Objectives: To evaluate the rate, clinical features and risk of DR-TB in children.
Design: Observational prospective study conducted in children diagnosed with TB at a tertiary care centre in Bangkok.
Results: Of 230 children diagnosed with TB, the median age was 6.5 years; 63% had identified adult source cases, and only 7% had received prior isoniazid treatment for latent tuberculous infection. Of the 195 (85%) specimens submitted, 57 (25%) were positive using culture or polymerase chain reaction. Of the 53 positive specimens available for drug susceptibility testing (DST), 18 (34%) had any resistance, 13 (24.5%) were mono-resistant, 2 (3.8%) polyresistant and 3 (5.7%) were multidrug-resistant.
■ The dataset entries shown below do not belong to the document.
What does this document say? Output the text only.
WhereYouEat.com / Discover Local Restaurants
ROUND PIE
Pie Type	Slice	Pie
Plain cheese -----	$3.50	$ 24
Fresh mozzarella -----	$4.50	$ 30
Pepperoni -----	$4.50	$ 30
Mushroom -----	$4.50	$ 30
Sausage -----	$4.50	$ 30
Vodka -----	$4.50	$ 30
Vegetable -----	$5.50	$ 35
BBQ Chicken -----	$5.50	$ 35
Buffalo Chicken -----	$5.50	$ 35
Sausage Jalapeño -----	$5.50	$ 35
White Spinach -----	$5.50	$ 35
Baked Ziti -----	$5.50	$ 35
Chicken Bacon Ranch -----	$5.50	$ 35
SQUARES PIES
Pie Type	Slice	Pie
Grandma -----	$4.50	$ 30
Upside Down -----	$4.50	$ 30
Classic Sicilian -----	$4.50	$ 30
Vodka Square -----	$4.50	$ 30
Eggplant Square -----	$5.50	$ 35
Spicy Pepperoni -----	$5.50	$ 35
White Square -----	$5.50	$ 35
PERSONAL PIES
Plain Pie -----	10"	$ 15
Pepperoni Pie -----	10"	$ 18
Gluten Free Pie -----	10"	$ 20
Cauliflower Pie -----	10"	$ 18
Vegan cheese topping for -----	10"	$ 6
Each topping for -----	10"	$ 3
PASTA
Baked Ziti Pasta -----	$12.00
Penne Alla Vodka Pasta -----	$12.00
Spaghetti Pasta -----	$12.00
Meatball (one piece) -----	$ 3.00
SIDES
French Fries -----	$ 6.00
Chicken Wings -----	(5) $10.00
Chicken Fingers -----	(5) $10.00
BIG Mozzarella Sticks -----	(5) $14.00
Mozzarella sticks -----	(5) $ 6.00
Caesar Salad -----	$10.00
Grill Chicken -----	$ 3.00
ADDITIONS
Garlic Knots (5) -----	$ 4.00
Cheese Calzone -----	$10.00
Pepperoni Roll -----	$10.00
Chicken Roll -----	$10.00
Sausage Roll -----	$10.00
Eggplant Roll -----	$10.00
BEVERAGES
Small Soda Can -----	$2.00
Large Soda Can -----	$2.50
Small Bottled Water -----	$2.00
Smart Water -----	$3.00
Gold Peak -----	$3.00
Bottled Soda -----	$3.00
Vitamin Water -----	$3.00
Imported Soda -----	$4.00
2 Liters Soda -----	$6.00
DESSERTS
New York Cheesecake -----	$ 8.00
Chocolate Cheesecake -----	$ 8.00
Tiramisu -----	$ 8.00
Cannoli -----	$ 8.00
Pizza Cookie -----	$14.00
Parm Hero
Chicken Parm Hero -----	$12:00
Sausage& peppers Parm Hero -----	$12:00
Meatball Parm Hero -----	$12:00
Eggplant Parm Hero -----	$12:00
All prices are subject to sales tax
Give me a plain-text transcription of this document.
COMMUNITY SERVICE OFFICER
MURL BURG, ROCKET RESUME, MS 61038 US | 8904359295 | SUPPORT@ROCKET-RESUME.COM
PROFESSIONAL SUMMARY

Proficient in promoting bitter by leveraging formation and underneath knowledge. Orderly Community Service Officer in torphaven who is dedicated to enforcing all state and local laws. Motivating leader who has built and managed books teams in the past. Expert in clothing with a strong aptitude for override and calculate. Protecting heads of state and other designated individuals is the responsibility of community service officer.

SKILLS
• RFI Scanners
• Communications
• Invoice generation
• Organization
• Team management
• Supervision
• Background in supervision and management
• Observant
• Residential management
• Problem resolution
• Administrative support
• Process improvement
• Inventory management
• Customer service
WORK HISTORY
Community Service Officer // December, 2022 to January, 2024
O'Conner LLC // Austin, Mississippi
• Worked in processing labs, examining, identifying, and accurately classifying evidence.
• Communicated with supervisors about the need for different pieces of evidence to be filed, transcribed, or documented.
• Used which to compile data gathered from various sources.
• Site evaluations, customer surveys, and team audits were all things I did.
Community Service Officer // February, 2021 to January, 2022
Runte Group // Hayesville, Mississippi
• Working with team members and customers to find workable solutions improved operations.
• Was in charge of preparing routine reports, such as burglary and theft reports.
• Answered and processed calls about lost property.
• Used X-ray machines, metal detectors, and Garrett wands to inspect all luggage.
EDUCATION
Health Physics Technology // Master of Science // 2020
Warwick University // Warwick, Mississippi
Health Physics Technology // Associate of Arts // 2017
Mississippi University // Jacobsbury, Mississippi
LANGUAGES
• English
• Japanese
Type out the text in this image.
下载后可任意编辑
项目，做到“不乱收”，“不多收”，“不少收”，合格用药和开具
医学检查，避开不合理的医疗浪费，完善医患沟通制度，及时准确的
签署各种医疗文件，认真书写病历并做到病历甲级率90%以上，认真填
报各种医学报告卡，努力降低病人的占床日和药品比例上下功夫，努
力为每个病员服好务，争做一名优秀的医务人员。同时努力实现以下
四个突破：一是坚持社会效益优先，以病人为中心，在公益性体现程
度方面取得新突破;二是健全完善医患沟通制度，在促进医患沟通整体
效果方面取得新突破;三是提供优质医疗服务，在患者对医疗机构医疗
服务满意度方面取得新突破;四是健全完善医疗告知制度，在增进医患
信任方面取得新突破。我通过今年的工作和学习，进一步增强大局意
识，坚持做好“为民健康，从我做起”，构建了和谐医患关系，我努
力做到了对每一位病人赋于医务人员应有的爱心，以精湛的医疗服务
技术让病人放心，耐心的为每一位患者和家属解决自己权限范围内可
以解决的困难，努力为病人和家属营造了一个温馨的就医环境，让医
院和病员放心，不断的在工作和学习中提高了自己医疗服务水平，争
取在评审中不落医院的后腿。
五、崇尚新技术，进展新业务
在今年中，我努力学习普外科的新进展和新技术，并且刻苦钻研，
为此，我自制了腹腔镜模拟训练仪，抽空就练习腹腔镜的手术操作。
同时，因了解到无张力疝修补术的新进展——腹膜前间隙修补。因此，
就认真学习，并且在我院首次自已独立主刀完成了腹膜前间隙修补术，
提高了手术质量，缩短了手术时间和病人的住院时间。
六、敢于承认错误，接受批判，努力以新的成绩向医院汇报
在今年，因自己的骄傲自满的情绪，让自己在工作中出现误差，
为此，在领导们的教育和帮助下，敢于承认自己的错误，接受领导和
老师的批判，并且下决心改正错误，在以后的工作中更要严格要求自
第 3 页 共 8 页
In multivariate analysis, prior TB treatment (P < 0.001), presence of atelectasis (P = 0.039) or lobar consolidation (P = 0.012) on chest X-ray were associated with DR-TB. DR-TB required longer treatment but there were no differences in rate of cure, treatment completion or death.
Conclusions: The high rate of DR-TB underscores the importance of routine DST. History of treatment and drug susceptibility in source cases was useful in guiding initial treatment in children.